Right so we've got some skills up ourselves now from the other posts, lets look at combining a few things here and I've even thrown in a couple of new things I'll explain later.
Now at the start of this chart we get several signals that this thing was about to fall off the cliff and that you needed to sell at any cost and get out.
Our first focus is the crossing of the moving averages. The blue line is use is a simple 200MA and the cross we need to pay attention two are from the red (50MA) and the dark red (20MA) as they cross from the upper side to the lower side. These are what I like to call my short, medium and long term momentum indicators. The cross of a short term moving average from the upper side of a long term moving average to its lower side is an indication of decreasing prices. You can read better summations of this from www.stockcharts.com/school.
So the first thing that happens is the 20MA crosses the 50MA. This isn’t always bad news, as it can be an indication of consolidation. However, if that is then followed by a crossing of not only the 20MA of the 200MA, it is an indication that the short term trend may be becoming the long term trend. By the time that the 50MA crosses the 200MA the new price direction is firmly in and you’re wreaked if you’re still holding.
Now in conjunction with this happening, we got a bunch of other signals that would have helped us get out on top. The first blue line I’ve put in indicated a downtrend. This sort of price action at the top of a big run shows exhaustion. After massive run an bunch of people want to get on board because of this huge run that just happened, but what tends to happen instead is all the players that caught the run up end up selling to these eager greedy pigs. At the low prices they buy up and are desperate to buy at any price and the selling of those that got the run only increases which is what brings the run to a halt. The price ran up to the second lower peak and after not exceeding the previous high the weak hands start selling. By this is stage most players in the market get fearful as the selling pressure was already high, but this high volatility changes the mind of all the other players that were still holding and the free fall begins.

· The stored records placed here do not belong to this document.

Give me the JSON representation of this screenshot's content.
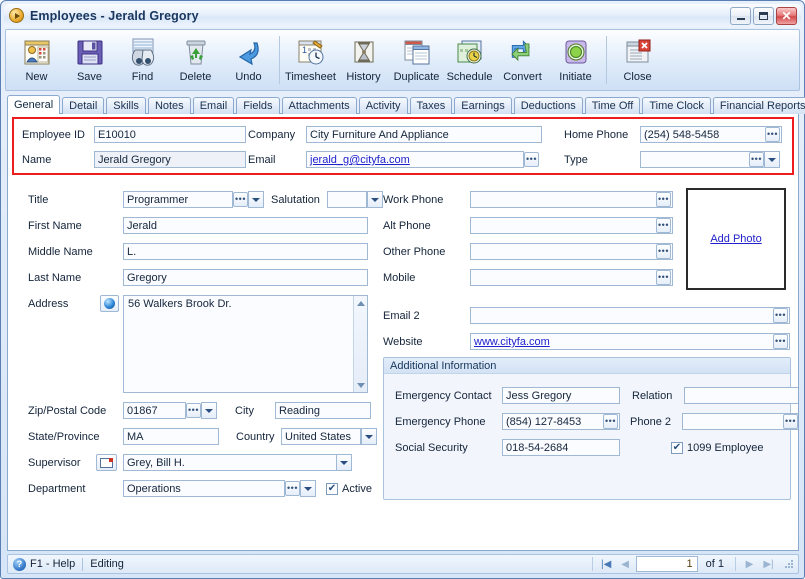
{
  "window": {
    "title": "Employees - Jerald Gregory",
    "icon": "play-circle-icon",
    "minimize": "minimize-icon",
    "maximize": "maximize-icon",
    "close": "close-icon",
    "accent": "#ee1c1c"
  },
  "toolbar": {
    "buttons": [
      {
        "label": "New",
        "icon": "new-record-icon"
      },
      {
        "label": "Save",
        "icon": "save-floppy-icon"
      },
      {
        "label": "Find",
        "icon": "find-binoculars-icon"
      },
      {
        "label": "Delete",
        "icon": "delete-recycle-icon"
      },
      {
        "label": "Undo",
        "icon": "undo-arrow-icon"
      },
      {
        "label": "Timesheet",
        "icon": "timesheet-icon"
      },
      {
        "label": "History",
        "icon": "history-hourglass-icon"
      },
      {
        "label": "Duplicate",
        "icon": "duplicate-icon"
      },
      {
        "label": "Schedule",
        "icon": "schedule-icon"
      },
      {
        "label": "Convert",
        "icon": "convert-arrows-icon"
      },
      {
        "label": "Initiate",
        "icon": "initiate-icon"
      },
      {
        "label": "Close",
        "icon": "close-window-icon"
      }
    ]
  },
  "tabs": [
    {
      "label": "General",
      "active": true
    },
    {
      "label": "Detail",
      "active": false
    },
    {
      "label": "Skills",
      "active": false
    },
    {
      "label": "Notes",
      "active": false
    },
    {
      "label": "Email",
      "active": false
    },
    {
      "label": "Fields",
      "active": false
    },
    {
      "label": "Attachments",
      "active": false
    },
    {
      "label": "Activity",
      "active": false
    },
    {
      "label": "Taxes",
      "active": false
    },
    {
      "label": "Earnings",
      "active": false
    },
    {
      "label": "Deductions",
      "active": false
    },
    {
      "label": "Time Off",
      "active": false
    },
    {
      "label": "Time Clock",
      "active": false
    },
    {
      "label": "Financial Reports",
      "active": false
    }
  ],
  "header": {
    "employee_id_label": "Employee ID",
    "employee_id_value": "E10010",
    "name_label": "Name",
    "name_value": "Jerald Gregory",
    "company_label": "Company",
    "company_value": "City Furniture And Appliance",
    "email_label": "Email",
    "email_value": "jerald_g@cityfa.com",
    "home_phone_label": "Home Phone",
    "home_phone_value": "(254) 548-5458",
    "type_label": "Type",
    "type_value": ""
  },
  "left": {
    "title_label": "Title",
    "title_value": "Programmer",
    "salutation_label": "Salutation",
    "salutation_value": "",
    "first_name_label": "First Name",
    "first_name_value": "Jerald",
    "middle_name_label": "Middle Name",
    "middle_name_value": "L.",
    "last_name_label": "Last Name",
    "last_name_value": "Gregory",
    "address_label": "Address",
    "address_value": "56 Walkers Brook Dr.",
    "zip_label": "Zip/Postal Code",
    "zip_value": "01867",
    "city_label": "City",
    "city_value": "Reading",
    "state_label": "State/Province",
    "state_value": "MA",
    "country_label": "Country",
    "country_value": "United States",
    "supervisor_label": "Supervisor",
    "supervisor_value": "Grey, Bill H.",
    "department_label": "Department",
    "department_value": "Operations",
    "active_label": "Active",
    "active_checked": true
  },
  "right": {
    "work_phone_label": "Work Phone",
    "work_phone_value": "",
    "alt_phone_label": "Alt Phone",
    "alt_phone_value": "",
    "other_phone_label": "Other Phone",
    "other_phone_value": "",
    "mobile_label": "Mobile",
    "mobile_value": "",
    "email2_label": "Email 2",
    "email2_value": "",
    "website_label": "Website",
    "website_value": "www.cityfa.com",
    "photo_link": "Add Photo"
  },
  "additional": {
    "caption": "Additional Information",
    "emergency_contact_label": "Emergency Contact",
    "emergency_contact_value": "Jess Gregory",
    "relation_label": "Relation",
    "relation_value": "",
    "emergency_phone_label": "Emergency Phone",
    "emergency_phone_value": "(854) 127-8453",
    "phone2_label": "Phone 2",
    "phone2_value": "",
    "social_security_label": "Social Security",
    "social_security_value": "018-54-2684",
    "employee1099_label": "1099 Employee",
    "employee1099_checked": true
  },
  "status": {
    "help_icon": "help-icon",
    "help_label": "F1 - Help",
    "mode_label": "Editing",
    "first_icon": "first-record-icon",
    "prev_icon": "previous-record-icon",
    "record_value": "1",
    "of_label": "of 1",
    "next_icon": "next-record-icon",
    "last_icon": "last-record-icon"
  }
}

The second circle I’ve drawn is the Bollinger Band being breached by the price action indicating a unsustainable move, and given the heavy selling pressure that was already underway this is a indication for you that you should be fearful also.
Your final chance to bail out was the support line first set by the valley being breached. After that, if you’re still holding, you’ve no one to blame but yourself.

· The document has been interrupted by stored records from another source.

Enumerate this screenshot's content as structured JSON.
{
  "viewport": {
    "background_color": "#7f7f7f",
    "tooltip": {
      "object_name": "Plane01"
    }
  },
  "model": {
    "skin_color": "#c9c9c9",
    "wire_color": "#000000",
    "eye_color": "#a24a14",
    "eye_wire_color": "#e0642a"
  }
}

Now I’ve also put in here a green rectangle. To me it’s nothing because its shape isn’t quite correct (it’s too steep) but to other people it could be counted as a Head and Shoulders pattern. This is what’s referred to as a top reversal pattern. Whilst I wouldn’t have used it, it did serve the function. I wont go into it now, but go have a look at http://thepatternsite.com/hst.html for a good explanation.

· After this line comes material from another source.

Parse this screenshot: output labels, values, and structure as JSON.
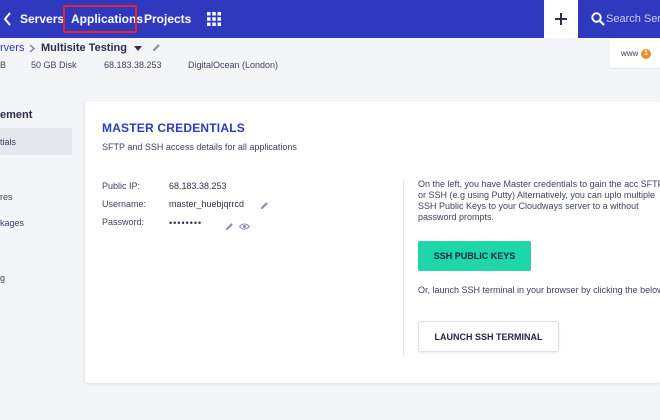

Back to moving averages. The third red circle I have drawn is an indication that the trend has probably ended as the 200MA is breached by the 50MA and the 20MA.
But we actually we able to get an early indication if we were diligent with setting our support lines as the increasing support line shows that this has possibly ended.
The 4th circle is an indicator of some more crosses, but we get an idea that this is not a sustained move with the Triple Top Pattern that gets forms. However, after the breakdown from that chart pattern the price resumes to the support line so we know that this is definitely a new trend in play.
And with another couple of crosses of the 200MA the trend changes and the price takes off. Now at the end of that trend I neglected to draw in that top, but again, we get that little dip of the exhaustion top, the crossing of MAs again before the price action finally crosses over the trendline that was running and that’s the final indication of this run.
So now you can see how all these little things get used in conjunction with one another to give an idea as to the price movements. I might leave this for a day or two and maybe put up a post on chart patterns which I am rather fond of. Let me know if there is anything else you would like to see.
By the way, this entire post was used to get you to buy Woolworths shares, and this final paragraph was used to demonstrate sarcasm, and your stupidity if you thought I ever gave you financial advice at any point. Confused? Then you’re an idiot, and not only is my humour over your head, but also the barriers that you’ll need to overcome to trade on the ASX.